Они свернули по Пушкарской направо и вышли на улицу Красных зорь.
Она была пустая и тихая, сначала одна, а потом другая проехали пролетки, и еще долго слышен был мягкий стук копыт о торцы. Небо было темное, но такое просторное, большое! Лампочки покачивались на проводах, окруженные туманным голубоватым сиянием, как бывает только весной и только в Ленинграде.
Ночь ли была такая, но у обоих стало хорошо на душе, и они долго шли и молчали. Только раз Трубачевский сказал с нежностью:
— Хорошо! — и Карташихин кивнул головой.
Легкий ветер подул с Невы, и оба приостановились разом и вздохнули полной грудью. Темная мечеть встала за голыми черными деревьями парка. Минареты были уже видны; начинало светать.

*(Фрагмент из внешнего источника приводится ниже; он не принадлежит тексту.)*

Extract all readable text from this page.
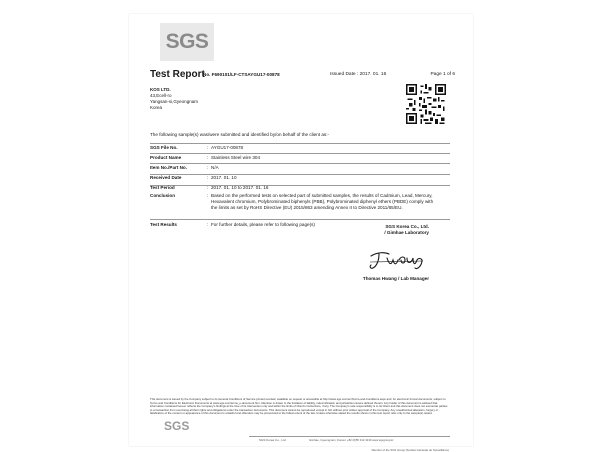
SGS
Test Report
No. F690101/LF-CTSAYGU17-00878	Issued Date : 2017. 01. 16	Page 1 of 6
KOS LTD.
43,Ecell-ro
Yangsan-si,Gyeongnam
Korea
The following sample(s) was/were submitted and identified by/on behalf of the client as:-
SGS File No.	: AYGU17-00878
Product Name	: Stainless Steel wire 304
Item No./Part No.	: N/A
Received Date	: 2017. 01. 10
Test Period	: 2017. 01. 10 to 2017. 01. 16
Conclusion	: Based on the performed tests on selected part of submitted samples, the results of Cadmium, Lead, Mercury, Hexavalent chromium, Polybrominated biphenyls (PBB), Polybrominated diphenyl ethers (PBDE) comply with the limits as set by RoHS Directive (EU) 2015/863 amending Annex II to Directive 2011/65/EU.
Test Results	: For further details, please refer to following page(s)	SGS Korea Co., Ltd.
/ Gimhae Laboratory
Thomas Hwang / Lab Manager
This document is issued by the Company subject to its General Conditions of Service printed overleaf, available on request or accessible at http://www.sgs.com/en/Terms-and-Conditions.aspx and, for electronic format documents, subject to Terms and Conditions for Electronic Documents at www.sgs.com/terms_e-document.htm. Attention is drawn to the limitation of liability, indemnification and jurisdiction issues defined therein. Any holder of this document is advised that information contained hereon reflects the Company's findings at the time of its intervention only and within the limits of Client's instructions, if any. The Company's sole responsibility is to its Client and this document does not exonerate parties to a transaction from exercising all their rights and obligations under the transaction documents. This document cannot be reproduced except in full, without prior written approval of the Company. Any unauthorized alteration, forgery or falsification of the content or appearance of this document is unlawful and offenders may be prosecuted to the fullest extent of the law. Unless otherwise stated the results shown in this test report refer only to the sample(s) tested.
SGS
SGS Korea Co., Ltd.	Gimhae, Gyeongnam, Korea t +82 (0)55 312 4130 www.sgsgroup.kr
Member of the SGS Group (Société Générale de Surveillance)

— А я бы не пошел, — сказал вдруг Карташихин.
— Куда?
— Да вот так, в секретари. А насчет Машки ты просто скотина. Увидел юбку — и пишешь плюс. А это минус.
— Почему минус?
И они заговорили о женщинах. Трубачевский утверждал, что так называемая любовь — не что иное, как инстинкт продолжения рода. Ни одно живое существо не тратит на эту музыку столько времени и энергии, как человек. Существуют, например, особи, которые всю жизнь занимаются ею и думают, что на белом свете нет ничего интереснее и важнее. Между тем любовь должна отнимать вдвое меньше времени, чем еда. Если мужская особь захочет написать женской любовное письмо или без серьезного повода позвонить к ней по телефону, следует немедленно обратиться в ближайшую амбулаторию. Пора наконец отменить это наследство средневековья.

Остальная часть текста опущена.